For FreeBSD users, fpart is already available in ports, see sysutils/fpart.
Fpart is also available from official repositories on Debian and Ubuntu.

If a pre-compiled package is not available for your favourite operating system,
installing from sources is simple. First, if there is no 'configure' script in
the main directory, run :

$ autoreconf -i

(autoreconf comes from the GNU autotools), then run :

$ ./configure
$ make

to configure and build fpart.

Finally, install fpart (as root) :

# make install

Portability considerations :
============================

On OpenIndiana, if you need to use fpsync(1), the script will need adjustments :

* Change shebang from /bin/sh to a more powerful shell that understands local
  variables, such as /bin/bash.
* Adapt fpart(1) and grep(1) paths (use ggrep(1) instead of grep(1) as default
  grep(1) doesn't know about -E flag).
* Remove -0 and --quiet options from cpio call (they are not supported).
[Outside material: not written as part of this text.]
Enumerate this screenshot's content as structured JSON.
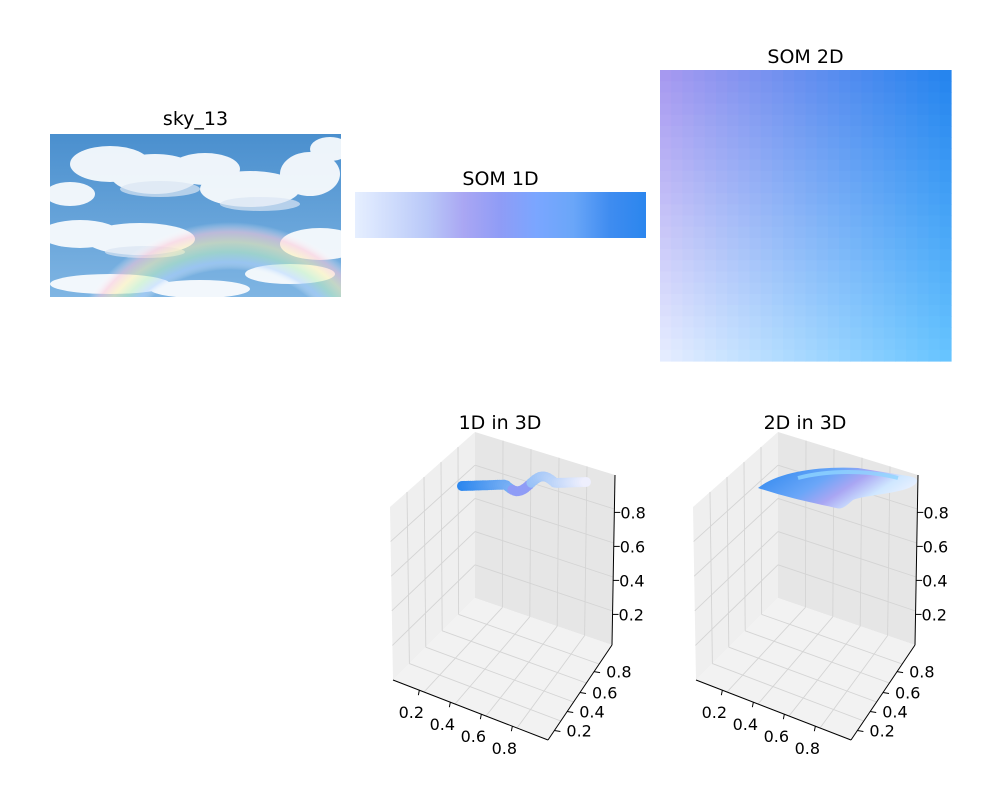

As a
  consequence, also remove -0 from fpart options.

On Alpine Linux, you will need the 'fts-dev' package to build fpart(1).

See also :
==========

* See fpart(1) and fpsync(1) for more details.

* Article about data migration using fpart and rsync (GNU Linux Magazine #164 - October 2013, french) :
  http://connect.ed-diamond.com/GNU-Linux-Magazine/GLMF-164/Parallelisez-vos-transferts-de-fichiers

* The partition problem is detailed here :
  http://en.wikipedia.org/wiki/Partition_problem
and here :
  http://en.wikipedia.org/wiki/Bin_packing_problem

* I am sure you will also be interested in :
  https://github.com/jbd/packo
which was developped by Jean-Baptiste Denis as the original proof of concept
See also his newer tool, msrsync :
  https://github.com/jbd/msrsync

* Harry Mangalam, from UCI, has an excellent article about data transfer here :
  http://moo.nac.uci.edu/~hjm/HOWTO_move_data.html
Check out his parsync and parsyncfp (using fpart) tools here :
  https://github.com/hjmangalam/parsync
  https://github.com/hjmangalam/parsyncfp

* Intel has written a white paper about data migration, presenting fpart and fpsync :
  http://www.intel.com/content/dam/www/public/us/en/documents/white-papers/data-migration-enterprise-edition-for-lustre-software-white-paper.pdf

* Amazon uses fpart and fpsync in their EFS-to-EFS backup solution :
  http://docs.aws.amazon.com/solutions/latest/efs-to-efs-backup/considerations.html
  See the "Amazon Elastic File System (Amazon EFS) for File Storage" presentation here
  (AWS Storage Days, New York, September 6-8, 2017) :
  https://www.slideshare.net/AmazonWebServices/amazon-elastic-file-system-amazon-efs-for-file-storage
  and the Amazon EFS performance tutorial here :
  https://github.com/aws-samples/amazon-efs-tutorial/tree/master/performance
  both presenting fpart and fpsync capabilities.

Author / Licence :
==================

Fpart has been written by Ganael LAPLANCHE <ganael.laplanche@martymac.org>
and is available under the BSD license (see COPYING for details).

Thanks to Jean-Baptiste Denis for having given me the idea of this program !

Contributions :
===============

FTS code comes from FreeBSD :
    lib/libc/gen/fts.c -> fts.c
    include/fts.h      -> fts.h
and is available under the BSD license.